England produced one of their greatest-ever displays to storm into the World Cup final with a 19-7 victory over New Zealand that reduced the reigning champions to a rabble.
From the moment Manu Tuilagi crossed after 97 seconds an extraordinary match beckoned and the final scoreline did little justice to the domination of Eddie Jones’ men, who were superior in every single facet of the game.
New Zealand had won their previous 18 World Cup matches dating back to 2007 but at International Stadium Yokohama they were flattened by a juggernaut led by the unstoppable Maro Itoje.
England will face either South Africa or Wales in next Saturday’s final and having crushed the odds-on favourites to win the Webb Ellis Trophy, they will be expected to repeat their solitary triumph of 2003.
Everywhere across the pitch they won significant battles, Itoje supported by brilliant flankers Tom Curry and Sam Underhill who carried the fight to feared opponents right from the start.
New Zealand’s selection of lock Scott Barrett as an additional line-out jumper at six backfired as they were demolished at the set-piece to the point that Sam Cane, a recognised flanker, was brought on at half-time.

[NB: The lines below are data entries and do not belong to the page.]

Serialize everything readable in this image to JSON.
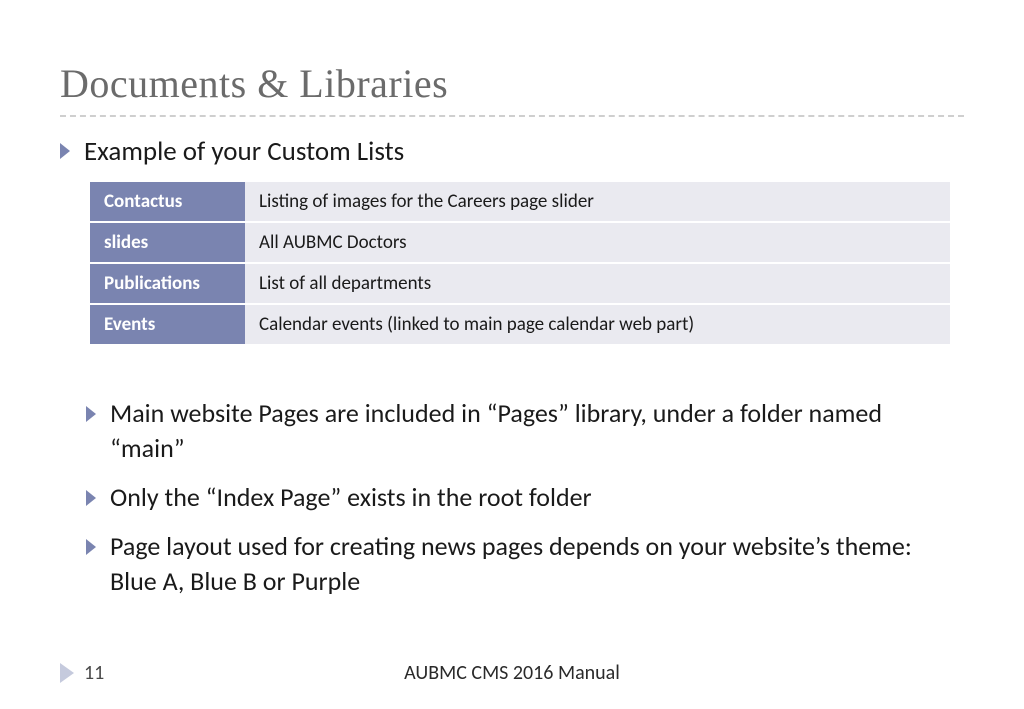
{
  "title": "Documents & Libraries",
  "section_heading": "Example of your Custom Lists",
  "table": [
    {
      "label": "Contactus",
      "desc": "Listing of images for the Careers page slider"
    },
    {
      "label": "slides",
      "desc": "All AUBMC Doctors"
    },
    {
      "label": "Publications",
      "desc": "List of all departments"
    },
    {
      "label": "Events",
      "desc": "Calendar events (linked to main page calendar web part)"
    }
  ],
  "bullets": [
    "Main website Pages are included in “Pages” library, under a folder named “main”",
    "Only the “Index Page” exists in the root folder",
    "Page layout used for creating news pages depends on your website’s theme:  Blue A, Blue B or Purple"
  ],
  "footer": {
    "page": "11",
    "doc_title": "AUBMC CMS 2016 Manual"
  }
}
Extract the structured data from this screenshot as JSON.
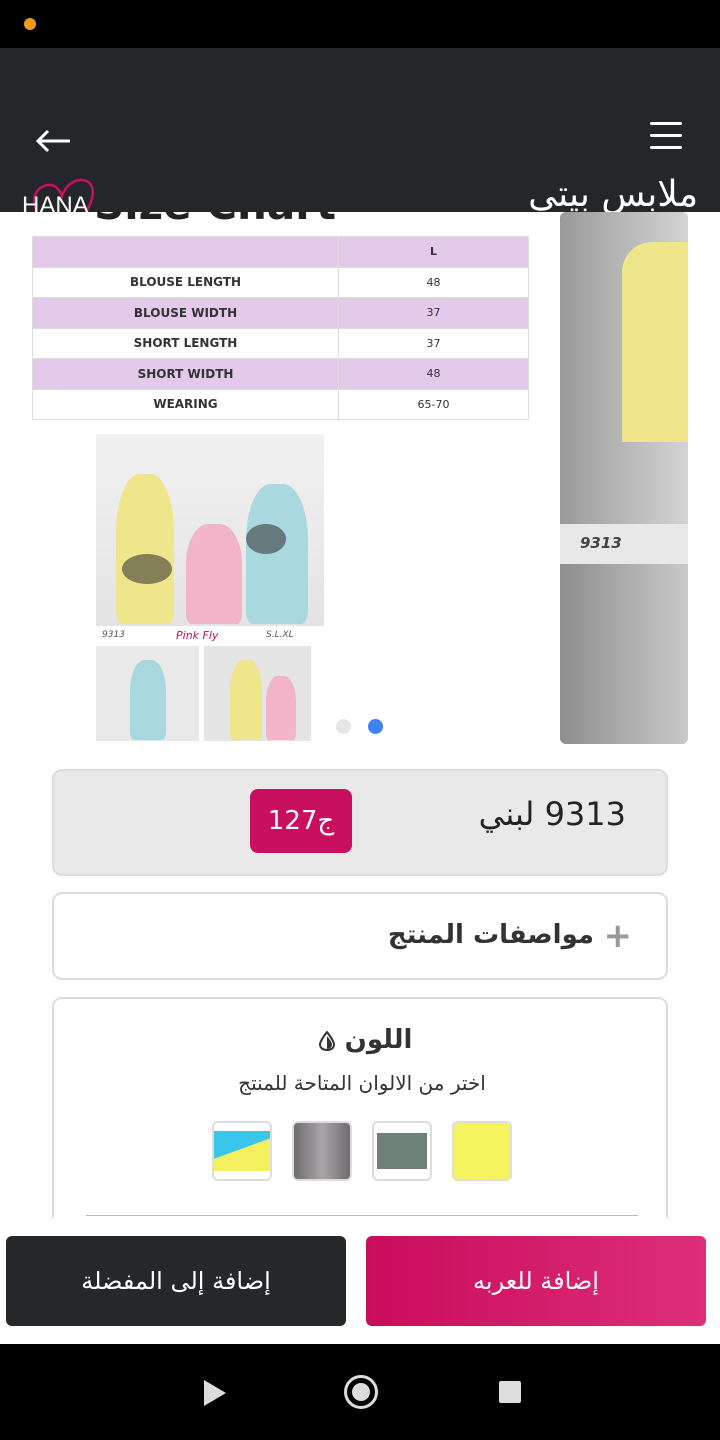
{
  "app": {
    "title": "ملابس بيتي",
    "logo_text": "HANA",
    "brand_color": "#c8105e",
    "appbar_color": "#25262a"
  },
  "icons": {
    "back": "arrow-left-icon",
    "menu": "hamburger-menu-icon",
    "expand": "plus-icon",
    "color": "drop-icon"
  },
  "carousel": {
    "size_chart_title": "Size Chart",
    "size_column": "L",
    "rows": [
      {
        "label": "BLOUSE LENGTH",
        "value": "48"
      },
      {
        "label": "BLOUSE WIDTH",
        "value": "37"
      },
      {
        "label": "SHORT LENGTH",
        "value": "37"
      },
      {
        "label": "SHORT WIDTH",
        "value": "48"
      },
      {
        "label": "WEARING",
        "value": "65-70"
      }
    ],
    "photo_caption_code": "9313",
    "photo_caption_brand": "Pink Fly",
    "photo_caption_sizes": "S.L.XL",
    "next_slide_caption": "9313",
    "slide_count": 2,
    "active_slide": 2
  },
  "product": {
    "name": "9313 لبني",
    "price": "127ج"
  },
  "specs": {
    "label": "مواصفات المنتج"
  },
  "color": {
    "title": "اللون",
    "subtitle": "اختر من الالوان المتاحة للمنتج",
    "swatches": [
      {
        "name": "yellow",
        "color": "#f7f55f"
      },
      {
        "name": "grey-green",
        "color": "#6e8077"
      },
      {
        "name": "grey",
        "color": "#8b878a"
      },
      {
        "name": "light-blue-yellow",
        "color": "#39c6ea"
      }
    ]
  },
  "actions": {
    "add_to_favorites": "إضافة إلى المفضلة",
    "add_to_cart": "إضافة للعربه"
  }
}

The withdrawal of Barrett was a stark admission by Steve Hansen that his tactics were misjudged but by the time Cane arrived it was too late, the ascendency at the breakdown of Curry and Underhill was complete.
It is hard to recall the All Blacks ever being made to look so ordinary as they searched in vain for the inspiration that would save them from disaster and the fightback never came.
Midway through the first-half Owen Farrell began limping and despite being beckoned for an examination by the team doctor, he battled on and even sprinted out for the second-half.
Having converted Tuilagi’s try, Farrell’s only sacrifice was to give up the kicking duties to fly-half George Ford who proceeded to land four penalties to match his brilliance as ringmaster.
Casting shadows over the win were injuries to wing Jonny May and Kyle Sinckler that place them in doubt for the final at the same venue, while Farrell will surely be looked at closely.
England faced the arrow head formation of the Haka with a V-shape and the act of defiance – led by a pumped-up Joe Marler – was followed by an extraordinary start that saw them cross almost immediately.